The shortage of meat inspectors, examiners, graders and classifiers could raise serious hazards regarding the meat that is distributed to butcheries from abattoirs, they claim.
The inspectors, who have been joined by meat examiners, classifiers and graders in their strike action, say they will not work at any abattoir until their 15 percent wage hike demand has been met.
This will force their employer, the International Meat Quality Assurance Services (Imqas), to deploy alternative staff at various abattoirs across the country.
Imqas board member Dr Langa Simela said they had put alternative measures in place to ensure that meat inspections would continue at abattoirs, but did not specify what these were.
She told staff protesting at the Imqas offices in Lynnwood that the board would study the memorandum handed in on Monday and decide on the way forward. “We thank you for coming to us and making your voice heard. We will discuss the memorandum with the rest of the board and decide on the way forward,” said Simela.
The workers, who are represented by the Congregated and Allied Workers Union of SA (Cawusa), have accused Imqas of negotiating in bad faith and unilaterally implementing increases that were not agreed to with the union.
Cawusa general secretary Thomas Nkeane, said they were shocked that increases were implemented while they were under the impression that negotiations were ongoing. “Most of the workers were surprised to see salary adjustments of between 2 percent and 6 percent in their January payslips, which was never agreed with the union.

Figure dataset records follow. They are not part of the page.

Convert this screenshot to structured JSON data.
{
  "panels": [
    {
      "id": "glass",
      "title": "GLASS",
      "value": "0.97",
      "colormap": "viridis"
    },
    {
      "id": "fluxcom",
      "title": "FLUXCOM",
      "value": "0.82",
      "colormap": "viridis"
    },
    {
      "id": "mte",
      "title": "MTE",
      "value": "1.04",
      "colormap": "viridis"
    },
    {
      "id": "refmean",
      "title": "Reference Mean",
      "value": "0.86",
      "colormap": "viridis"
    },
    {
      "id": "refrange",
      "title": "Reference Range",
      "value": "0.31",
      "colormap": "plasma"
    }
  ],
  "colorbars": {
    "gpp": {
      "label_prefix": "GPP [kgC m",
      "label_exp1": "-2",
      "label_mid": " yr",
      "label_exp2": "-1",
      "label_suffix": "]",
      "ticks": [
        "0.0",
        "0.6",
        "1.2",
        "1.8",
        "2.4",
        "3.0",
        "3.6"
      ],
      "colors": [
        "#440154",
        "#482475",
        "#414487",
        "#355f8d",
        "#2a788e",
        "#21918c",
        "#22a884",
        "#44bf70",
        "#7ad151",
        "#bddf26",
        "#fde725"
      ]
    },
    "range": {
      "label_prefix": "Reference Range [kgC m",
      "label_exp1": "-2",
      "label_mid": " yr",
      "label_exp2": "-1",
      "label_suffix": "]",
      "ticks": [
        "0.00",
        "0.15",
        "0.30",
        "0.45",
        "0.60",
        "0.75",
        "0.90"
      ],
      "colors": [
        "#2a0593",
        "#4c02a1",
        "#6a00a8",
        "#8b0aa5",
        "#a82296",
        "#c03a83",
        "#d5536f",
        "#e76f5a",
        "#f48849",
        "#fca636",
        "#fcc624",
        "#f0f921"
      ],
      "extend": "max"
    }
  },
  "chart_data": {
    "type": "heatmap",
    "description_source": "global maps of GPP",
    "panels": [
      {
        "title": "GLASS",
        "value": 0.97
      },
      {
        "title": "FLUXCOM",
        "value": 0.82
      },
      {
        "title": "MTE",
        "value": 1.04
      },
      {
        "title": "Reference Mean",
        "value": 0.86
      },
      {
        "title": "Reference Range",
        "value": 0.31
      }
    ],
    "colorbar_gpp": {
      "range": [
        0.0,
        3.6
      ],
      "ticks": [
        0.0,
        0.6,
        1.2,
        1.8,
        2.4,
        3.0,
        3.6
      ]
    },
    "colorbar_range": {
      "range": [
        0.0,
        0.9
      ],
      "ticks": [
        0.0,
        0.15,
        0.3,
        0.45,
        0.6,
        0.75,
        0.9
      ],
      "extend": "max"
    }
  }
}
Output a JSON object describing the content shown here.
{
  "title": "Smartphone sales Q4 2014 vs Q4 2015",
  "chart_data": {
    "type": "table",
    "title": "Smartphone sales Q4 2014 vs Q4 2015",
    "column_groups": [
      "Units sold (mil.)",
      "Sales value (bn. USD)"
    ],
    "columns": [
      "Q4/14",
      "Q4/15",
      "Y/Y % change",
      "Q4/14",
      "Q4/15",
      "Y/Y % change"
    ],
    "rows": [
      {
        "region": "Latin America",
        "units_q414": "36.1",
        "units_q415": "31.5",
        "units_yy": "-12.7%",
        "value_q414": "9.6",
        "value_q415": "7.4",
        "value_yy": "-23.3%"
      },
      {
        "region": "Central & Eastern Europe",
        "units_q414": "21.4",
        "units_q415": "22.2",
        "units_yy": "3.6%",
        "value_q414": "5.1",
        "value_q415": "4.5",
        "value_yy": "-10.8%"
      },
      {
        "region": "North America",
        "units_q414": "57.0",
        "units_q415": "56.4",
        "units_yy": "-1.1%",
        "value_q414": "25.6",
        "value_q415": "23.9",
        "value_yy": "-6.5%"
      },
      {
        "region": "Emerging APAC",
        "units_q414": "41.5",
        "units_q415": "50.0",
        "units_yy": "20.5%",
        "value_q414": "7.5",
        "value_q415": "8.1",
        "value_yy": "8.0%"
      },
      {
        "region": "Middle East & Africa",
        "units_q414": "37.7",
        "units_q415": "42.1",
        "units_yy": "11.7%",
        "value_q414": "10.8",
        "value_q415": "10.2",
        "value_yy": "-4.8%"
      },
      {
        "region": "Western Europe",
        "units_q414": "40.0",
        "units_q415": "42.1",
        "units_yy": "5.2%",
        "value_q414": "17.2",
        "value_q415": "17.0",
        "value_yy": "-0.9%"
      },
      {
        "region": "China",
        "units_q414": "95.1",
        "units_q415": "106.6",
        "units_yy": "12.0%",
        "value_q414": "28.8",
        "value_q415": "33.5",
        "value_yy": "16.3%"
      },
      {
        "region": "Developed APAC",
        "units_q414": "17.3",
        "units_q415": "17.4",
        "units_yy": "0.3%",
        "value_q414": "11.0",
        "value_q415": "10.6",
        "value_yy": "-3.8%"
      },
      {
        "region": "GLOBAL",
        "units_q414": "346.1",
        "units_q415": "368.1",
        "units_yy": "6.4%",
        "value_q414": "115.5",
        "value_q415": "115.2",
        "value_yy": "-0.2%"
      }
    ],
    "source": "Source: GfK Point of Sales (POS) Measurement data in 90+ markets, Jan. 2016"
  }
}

“Imqas told us they needed more time to negotiate with individual abattoirs about our demands, but instead they went ahead and implemented the increases. “They have been negotiating in bad faith and the workers are not happy about this. We have downed tools and more workers are joining the strike. This will certainly affect the quality and safety of the meat that is distributed to butcheries and various meat suppliers,” said Nkeane.
According to Nkeane, the union represented more than 200 inspectors at about 150 abattoirs around the country, and were expecting the rest of the workers to join the strike over the next few days. About 400 inspectors are employed by Imqas.